There are different rules that apply on motorways. The Highway Code has specific rules (253-273) though many of the other rules apply to motorway driving too. We would suggest an initial discussion with the learner before any practical on road motorway session begins.

It is recommended that such practical training takes place near to the end of a learner’s training, as they are approaching test standard, when all other aspects have been covered and they are at a competent level.  It is essential to ensure that any learner driving on a motorway is in full control of the vehicle, cognisant of the requirements of motorway driving, and confident in dealing with fast moving traffic situations.

Depending on where the learner is located, it may be useful to consider 2- or 3-hour sessions if necessary, this would also help students become more aware of driver fatigue and tiredness. If a learner lives near to a motorway after an initial practical session more motorway practice could be included. Where there is no motorway access, these topics can be delivered as a theory session, in discussion with Q&A, or set as homework, to be followed up with discussion during lessons.

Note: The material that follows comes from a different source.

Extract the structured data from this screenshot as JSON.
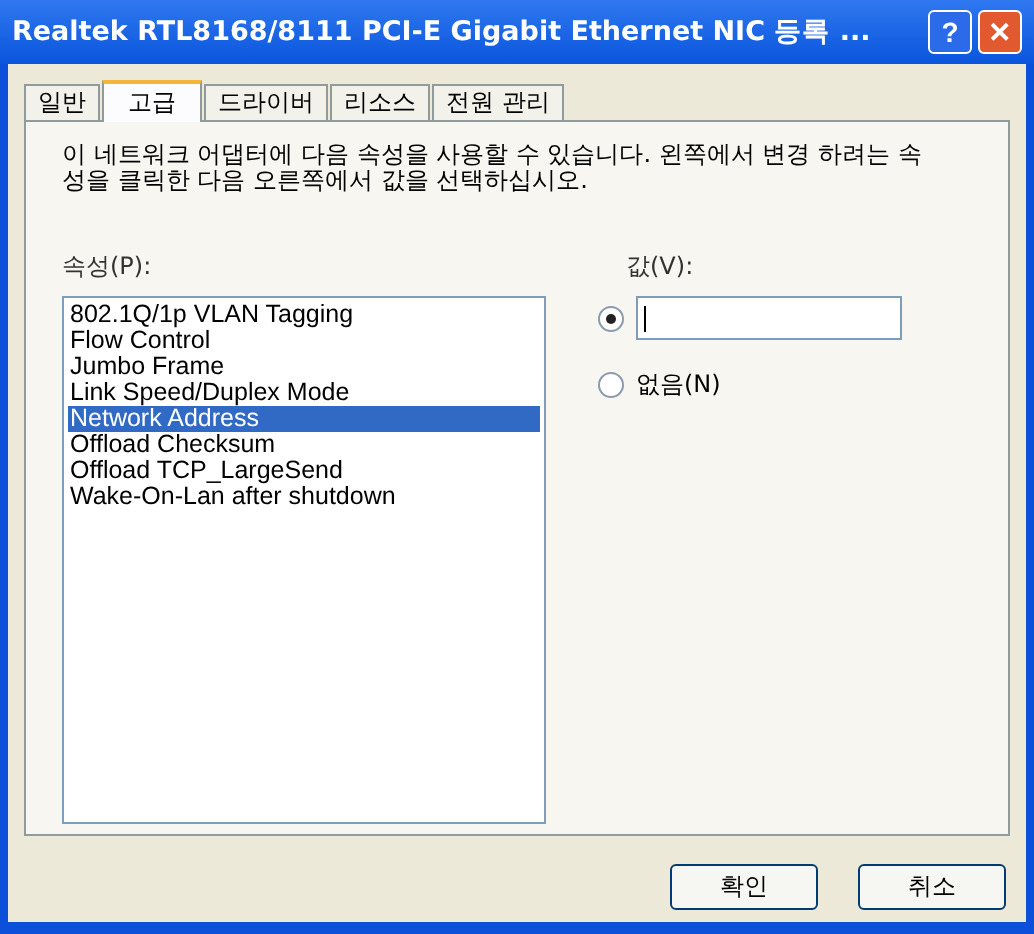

Before taking learners onto the motorway it is essential to check that your insurance company includes comprehensive cover on motorways. It is also recommended that consideration is given to the type of ‘L’ plates that are to be used. Many top boxes can be used at high speed but it is advisable to check with the manufacturer about the maximum rated speed.  Also, be aware that the magnets become less powerful at the higher temperatures of summer use and in high winds. 

Skill requirements:

  • Effective observation
  • Good anticipation
  • Effective use of mirrors
  • Continual re-assessment of other vehicles
  • Reading the road ahead 
  • Joining from slip roads, judgement of speed and position of other vehicles
  • Following distances 
  • Safe overtaking
  • Courtesy to other road users

Topics to be covered:

  • Forward planning and observation
  • Reaction to other road users
  • Lane discipline
  • Safe lane changing
  • Separation distances
  • Reaction to road signs and markings
  • Awareness and planning
  • Judgement of faster moving traffic
  • Vehicle lighting requirements
  • Journey planning, use of Service Areas
  • How to avoid fatigue, adequate ventilation
  • Joining and leaving motorways, using acceleration and deceleration lanes
  • Emerging and safe overtaking
  • Assessing other traffic 
  • Understanding Crawler Lanes and slow-moving traffic
  • Dealing with LGVs, high sided vehicles, side winds and turbulence 
  • Driving in adverse weather conditions, high winds, rain, spray, fog, snow/ice 
  • Smart Motorways, Gantry Signs and lane use
  • Understanding Marker Posts and Safety Telephones
  • Accident and breakdown procedures
  • Dealing with multi-agency incidents
  • Dealing with contraflow and other road maintenance
  • Safe use of Hard Shoulders 
  • How to react to Emergency Vehicles and Highways Agency Officers

National Standards More details can be found in the National Standard for Driving Cars and Light Vans. The National Standard sets out the skills, knowledge and understanding that you need to be a safe and responsible driver of a car or light van. These are vehicles which fall into the driving licence for category B. All drivers of these vehicles must know, understand and apply the Standards at all times.

Role 3 Unit 3.1 Element 3.1.4 driving on motorways and dual carriageways.

The following link directs you to the National Standards for Driving Cars and Light Vans (Category B). We have selected the most relevant sections of this with regards to motorway driving, and these are below. 

Role 1 - Prepare yourself and passengers for a journey

Role 2 - Guide and control the vehicle (2.2.1 and 2.2.2)

Role 3 - Use the road in accordance with the Highway Code

Role 4 - Drive safely and responsibly in the traffic system

Role 5 - Review and adjust driving behaviour over a lifetime

Role 6 - Demonstrate developed skills, knowledge and understanding

For more rules on Motorway Driving, please refer to points 253 – 273 in The Highway Code.
(Many other Rules apply to motorway driving, either wholly or in part: Rules 46, 57, 83-126, 130-134, 139, 144, 146-151, 160, 161, 219, 221-222, 225, 226-237, 274-278, 280, and 281-290).